The myth of polymorphism
I remember reading about polymorphism for the first time. I was in high school, and boy it sure looked cool! Too bad I didn’t realize that the myth of polymorphism was a bunch of poppy cock.
You see, polymorphism never seems to be presented in its real state. Instead, we get this goofy, toy-app type presentation. Does Shape -> Rectangle -> Square ring a bell?
The fallacy of geometrical shapes being polymorphic
One of the simplest ways people seem to introduce polymorphism is using geometric shapes. We all know that a Square is a Rectangle. We covered that nicely in geometry, right? Problem is, geometry doesn’t equal software.
When discussing things in light of geometry, the reason we value this relationship is because we are looking at things like angles, parallelism, vertices, and intersections. Hence, squares carry all the attributes of rectangles. They simply have the same width and height.
But software isn’t geometry. The things we construct we must also interact with. The shapes must afford us operations to grab them, interrogate them, draw them, and manipulate them. A rectangle has two attributes: width and height. A square has one: width.
If we grabbed a square, set its width, then set its height, the assumptions of what would happen is unclear. Should a square morph into a rectangle? Or should setting the height induce the side effect of also updating the width? Either way is bad form. Hence, its best to break apart this faulty geometric relationship and realize that squares are NOT rectangles.
The fallacy of inheriting behavior
So shaking off the trivial example of geometric shapes, another common example is to talk about the glorious ability to reuse code. With polymorphism, it will be SO easy to code something once, and then reuse it across dozens if not hundreds of classes! And with late binding options, gobs of 3rd party libraries can go forth and reuse your code.
The problem is, no programming language has adequately been invented to gather ALL the semantic nuances of code. As more and more classes extend a given class, they all either realize EXACTLY what the abstract parent class does and agree with it, or they discover some new wrinkle not quite handled. The API may be supported, but some underlying assumption is buried that requires an update.
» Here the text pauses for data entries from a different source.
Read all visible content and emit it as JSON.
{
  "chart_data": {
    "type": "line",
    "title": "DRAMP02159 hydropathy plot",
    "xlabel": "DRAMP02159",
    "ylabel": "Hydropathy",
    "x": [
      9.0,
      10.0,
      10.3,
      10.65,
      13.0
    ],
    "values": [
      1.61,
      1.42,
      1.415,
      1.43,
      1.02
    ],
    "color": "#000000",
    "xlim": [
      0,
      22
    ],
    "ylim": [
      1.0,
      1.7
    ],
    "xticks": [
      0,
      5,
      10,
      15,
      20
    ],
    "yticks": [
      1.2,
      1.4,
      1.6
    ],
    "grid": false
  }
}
As the tail of inheritance grows, maintainers are less likely to accept new changes to the shared code. The risk of breaking someone else grows, because everyone knows not the ENTIRE nature of the code can be captured.
Some of the avenues to remedy this involves opening up the API a bit more. Perhaps a private utility method is needed by a new extender. But opening it up introduces more maintenance down the road. Or more opportunities for others to abuse things that used to be kept tightly controlled.
History has proven that composition beats inheritance for sustainability. Raise your hand if maintenance, not new development, doesn’t encompass much of your work.
The alternative are more sophisticated languages where you can capture more of the concepts. Yet these languages come across as too complex to many, arguably because CAPTURING all semantics is inherently challenging. And more often than not, we don’t KNOW all these semantics on the first round.
The myth of polymorphism vs. the reality
One thing that has emerged is programming to interfaces. Interfaces provide a nice contract to work against. Naturally, we can’t capture everything. But at least every “Shape” can institute the defined methods. In Java, interfaces can be combined, allowing multiple behaviors to be pulled together.
So when it comes to abstract and refactor, think about extracting interfaces when possible and delegating solutions.
Strangely enough, despite my consternation with static variables, I’ve come to appreciate static methods in the right scenario. Factories that support interfaces can be quite handy dandy. But a well modeled, inheritance hierarchy is to hard to accomplish. If possible, try to avoid multiple layers, and see if it’s not possible to extract share code into various utility classes.
And when the entire hierarchy is nicely contained INSIDE your framework, and not as an extension point to consumers, the fallacies of polymorphism can be contained. But watch out! It takes much effort to put this together. Never think it will be easy.
Of course, I could be entirely wrong. If you have some keen examples, please feel free to share!